Dialogue Wisdom
We often feature excellent articles we've collected about conversations that matter. We welcome readers to forward powerful articles to us. Send your submission to: [email protected] .
We have often described the Conversation
Café method as a combination of traditional indigenous council and Bohmian (from David Bohm) dialogue - simplified for use among everyday people in everyday places. David Bohm was one of the world's greatest quantum mechanical physicists and philosophers and was deeply influenced by both J. Krishnamurti and Einstein. Below is an excerpt from his essay on dialogue.
DIALOGUE - A PROPOSAL
Copyright 1991. c. David Bohm. Donald Factor and Peter Garrett
Dialogue, as we are choosing to use the word, is a way of exploring the
roots of the many crises that face humanity today. It enables inquiry into,
and understanding of, the sorts of processes that fragment and interfere
with real communication between individuals, nations and even different
parts of the same organization. In our modern culture men and women are
able to interact with one another in many ways: they can sing dance or play
together with little difficulty but their ability to talk together about
subjects that matter deeply to them seems invariable to lead to dispute,
division and often to violence. In our view this condition points to a deep
and pervasive defect in the process of human thought.

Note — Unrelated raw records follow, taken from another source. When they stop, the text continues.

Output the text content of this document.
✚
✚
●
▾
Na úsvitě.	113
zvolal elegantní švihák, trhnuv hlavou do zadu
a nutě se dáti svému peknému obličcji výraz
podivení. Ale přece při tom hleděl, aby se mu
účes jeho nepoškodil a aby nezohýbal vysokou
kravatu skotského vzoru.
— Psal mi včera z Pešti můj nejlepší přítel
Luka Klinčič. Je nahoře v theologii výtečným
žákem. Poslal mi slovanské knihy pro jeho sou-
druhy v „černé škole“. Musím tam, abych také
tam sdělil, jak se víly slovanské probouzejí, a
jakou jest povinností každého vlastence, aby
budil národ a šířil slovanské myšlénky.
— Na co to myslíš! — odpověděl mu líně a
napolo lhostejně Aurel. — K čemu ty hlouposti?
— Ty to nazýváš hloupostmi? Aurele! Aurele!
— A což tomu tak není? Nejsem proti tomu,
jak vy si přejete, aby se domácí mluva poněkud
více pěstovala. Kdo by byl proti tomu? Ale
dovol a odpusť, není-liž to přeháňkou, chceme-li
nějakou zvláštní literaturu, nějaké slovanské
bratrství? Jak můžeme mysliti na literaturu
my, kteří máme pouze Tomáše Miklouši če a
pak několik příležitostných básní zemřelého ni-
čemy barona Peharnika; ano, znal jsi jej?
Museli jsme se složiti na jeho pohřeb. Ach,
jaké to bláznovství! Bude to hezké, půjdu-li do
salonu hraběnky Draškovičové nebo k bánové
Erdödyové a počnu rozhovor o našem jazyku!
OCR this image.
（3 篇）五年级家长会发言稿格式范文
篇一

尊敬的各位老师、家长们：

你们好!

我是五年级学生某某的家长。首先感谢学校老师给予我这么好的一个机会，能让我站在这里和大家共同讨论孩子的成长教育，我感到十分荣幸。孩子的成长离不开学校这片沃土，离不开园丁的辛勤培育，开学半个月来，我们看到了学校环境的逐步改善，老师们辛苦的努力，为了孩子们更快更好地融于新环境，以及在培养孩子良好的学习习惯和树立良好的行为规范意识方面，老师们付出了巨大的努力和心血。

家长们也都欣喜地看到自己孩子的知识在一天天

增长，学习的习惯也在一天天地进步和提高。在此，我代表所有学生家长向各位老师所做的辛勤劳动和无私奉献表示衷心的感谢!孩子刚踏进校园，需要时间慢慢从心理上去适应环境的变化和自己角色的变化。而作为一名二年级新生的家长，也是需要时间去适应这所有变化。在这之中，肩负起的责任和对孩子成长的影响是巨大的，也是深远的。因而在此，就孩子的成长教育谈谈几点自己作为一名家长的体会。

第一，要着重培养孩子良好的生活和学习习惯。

In Dialogue, a group of people can explore the individual and collective
presuppositions, ideas, beliefs, and feelings that subtly control their
interactions. It provides an opportunity to participate in a process that
displays communication successes and failures. It can reveal the often
puzzling patterns of incoherence that lead the group to avoid certain
issues or, on the other hand, to insist, against all reason, on standing
and defending opinions about particular issues.
Dialogue is a way of observing, collectively, how hidden values and
intentions can control our behavior, and how unnoticed cultural differences
can clash without our realizing what is occurring. It can therefore be seen
as an arena in which collective learning takes place and out of which a
sense of increased harmony, fellowship and creativity can arise.